Fayların kenarlarındaki kayalar zaman zaman kayarak çoğunlukla küçük depremlere neden oluyor. FEAR projesi, eskiden bir demiryolu projesinde kullanılan mevcut bir tünelden fay hatlarına yaklaşarak, bu hatlara su pompalamak suretiyle depremleri istedikleri zaman diliminde tetikliyor. Bilim insanları, "Bu depremler Alp Dağları'nın tarihinde er ya da geç gerçekleşecekti, ancak biz onların önümüzdeki hafta olmasını sağlıyoruz" diye belirtti.

Bu yöntem, petrol ve doğalgaz şirketlerinin kuyulardan elde ettikleri atık suyu fay bölgelerine enjekte etmelerine benziyor. Enjekte edilen su, fayları kayganlaştırarak kırılma için gereken sürtünmeyi azaltıyor. Ancak Giardini ve ekibinin farkı, fay hattının hemen üzerinde bulunan yoğun sismometre ve ivmeölçer ağı sayesinde sürtünme azaldığında hattın tam olarak nasıl hareket ettiğini ölçebilmeleri. Ekip, sıfır büyüklüğüne kadar olan yüz binlerce depremi başarıyla tetiklemiş durumda. Depremlerin doğrusal olmayan, logaritmik bir ölçekte ölçüldüğünü hatırlatmak gerekir; bu nedenle sıfır veya hatta negatif büyüklükte depremlerin olması mümkündür.

Araştırmacılar önümüzdeki hafta fay hattına sıcak su enjekte ederek sıcaklığın bir depremin gelişimini nasıl etkilediğini incelemeye başlayacak.

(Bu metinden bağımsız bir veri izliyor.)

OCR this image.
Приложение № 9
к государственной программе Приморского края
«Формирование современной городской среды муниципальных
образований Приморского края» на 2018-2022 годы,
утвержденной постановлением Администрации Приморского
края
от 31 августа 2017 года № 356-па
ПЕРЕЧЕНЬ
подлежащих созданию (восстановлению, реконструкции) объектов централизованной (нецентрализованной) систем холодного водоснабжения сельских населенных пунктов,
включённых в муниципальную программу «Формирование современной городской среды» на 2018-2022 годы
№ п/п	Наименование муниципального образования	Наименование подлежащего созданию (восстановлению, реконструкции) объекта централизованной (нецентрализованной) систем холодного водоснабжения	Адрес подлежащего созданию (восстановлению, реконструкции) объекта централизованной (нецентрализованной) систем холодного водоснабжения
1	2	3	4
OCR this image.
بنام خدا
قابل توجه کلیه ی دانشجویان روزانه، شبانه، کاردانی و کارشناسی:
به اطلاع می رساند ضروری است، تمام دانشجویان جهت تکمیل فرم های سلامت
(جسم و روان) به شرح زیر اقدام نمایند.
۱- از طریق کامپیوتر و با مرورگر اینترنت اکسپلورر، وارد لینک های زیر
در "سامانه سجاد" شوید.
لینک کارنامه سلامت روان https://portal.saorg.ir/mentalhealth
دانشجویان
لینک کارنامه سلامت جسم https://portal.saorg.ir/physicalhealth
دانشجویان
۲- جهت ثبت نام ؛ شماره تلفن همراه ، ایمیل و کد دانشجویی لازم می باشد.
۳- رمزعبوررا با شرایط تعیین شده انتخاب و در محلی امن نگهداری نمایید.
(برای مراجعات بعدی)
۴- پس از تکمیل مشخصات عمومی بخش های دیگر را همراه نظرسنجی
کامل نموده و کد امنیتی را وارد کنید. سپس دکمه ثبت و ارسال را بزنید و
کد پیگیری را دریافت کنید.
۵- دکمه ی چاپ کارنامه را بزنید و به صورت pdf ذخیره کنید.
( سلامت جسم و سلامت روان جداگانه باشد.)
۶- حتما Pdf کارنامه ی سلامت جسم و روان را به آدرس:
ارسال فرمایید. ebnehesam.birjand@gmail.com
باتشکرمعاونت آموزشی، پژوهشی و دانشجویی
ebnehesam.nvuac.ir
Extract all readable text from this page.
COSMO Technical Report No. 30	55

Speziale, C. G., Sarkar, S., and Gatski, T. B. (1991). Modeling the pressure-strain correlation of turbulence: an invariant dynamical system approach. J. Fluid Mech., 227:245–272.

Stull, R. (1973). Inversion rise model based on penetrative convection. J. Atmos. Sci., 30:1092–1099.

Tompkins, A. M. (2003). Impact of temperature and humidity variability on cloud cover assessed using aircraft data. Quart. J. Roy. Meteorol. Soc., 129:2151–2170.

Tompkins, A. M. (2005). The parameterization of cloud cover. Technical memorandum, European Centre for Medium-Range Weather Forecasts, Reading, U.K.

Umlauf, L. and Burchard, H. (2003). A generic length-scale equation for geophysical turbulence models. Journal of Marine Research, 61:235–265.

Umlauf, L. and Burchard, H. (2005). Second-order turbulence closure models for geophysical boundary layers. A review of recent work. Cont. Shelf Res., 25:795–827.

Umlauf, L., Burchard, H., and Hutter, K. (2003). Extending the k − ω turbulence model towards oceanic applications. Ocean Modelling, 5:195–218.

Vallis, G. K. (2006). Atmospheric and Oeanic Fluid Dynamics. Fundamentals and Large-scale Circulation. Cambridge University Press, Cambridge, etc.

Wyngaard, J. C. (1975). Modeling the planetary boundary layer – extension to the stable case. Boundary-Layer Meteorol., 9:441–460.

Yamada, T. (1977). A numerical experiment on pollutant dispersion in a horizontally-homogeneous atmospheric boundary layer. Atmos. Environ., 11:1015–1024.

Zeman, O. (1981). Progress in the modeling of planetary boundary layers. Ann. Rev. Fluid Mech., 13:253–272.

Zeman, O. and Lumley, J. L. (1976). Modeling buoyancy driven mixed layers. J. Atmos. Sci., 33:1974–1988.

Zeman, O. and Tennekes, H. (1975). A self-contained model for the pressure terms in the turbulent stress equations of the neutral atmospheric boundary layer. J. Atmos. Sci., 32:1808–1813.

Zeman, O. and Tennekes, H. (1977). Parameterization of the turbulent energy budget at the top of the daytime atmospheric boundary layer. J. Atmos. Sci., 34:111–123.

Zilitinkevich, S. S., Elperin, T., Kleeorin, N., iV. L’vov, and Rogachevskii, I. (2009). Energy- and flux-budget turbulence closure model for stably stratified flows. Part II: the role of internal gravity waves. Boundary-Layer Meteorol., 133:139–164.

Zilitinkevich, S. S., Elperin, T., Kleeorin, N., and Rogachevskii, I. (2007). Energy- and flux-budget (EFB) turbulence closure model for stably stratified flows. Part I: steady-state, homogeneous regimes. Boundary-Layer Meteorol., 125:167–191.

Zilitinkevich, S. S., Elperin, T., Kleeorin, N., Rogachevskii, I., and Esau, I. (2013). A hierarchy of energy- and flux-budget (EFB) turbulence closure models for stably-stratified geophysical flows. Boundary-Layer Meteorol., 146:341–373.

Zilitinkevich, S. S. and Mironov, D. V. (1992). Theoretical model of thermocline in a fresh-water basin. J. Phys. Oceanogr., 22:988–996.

Mart ayında ise büyüklüğü 1'e kadar olan depremleri tetiklemeyi planlıyorlar.

Temel amaç, belirli bir büyüklükteki depremi tetikleyen parametreleri anlayabilmek ve böylece tehlikeli bir fay hattını kırılmadan önce ölçerek, o hattı belirli bir büyüklükteki bir depreme ne kadar stresin tetikleyeceğini hesaplayabilmek. Araştırmacılar, "Birkaç yıl önce Suriye ve Türkiye sınırında çok büyük bir deprem oldu. O fayın güneye ve kuzeye doğru devam edeceğini biliyoruz. Bir sonraki depremin 7 mi, 8 mi yoksa 8.5 mi olacağını anlamak istiyoruz" dedi.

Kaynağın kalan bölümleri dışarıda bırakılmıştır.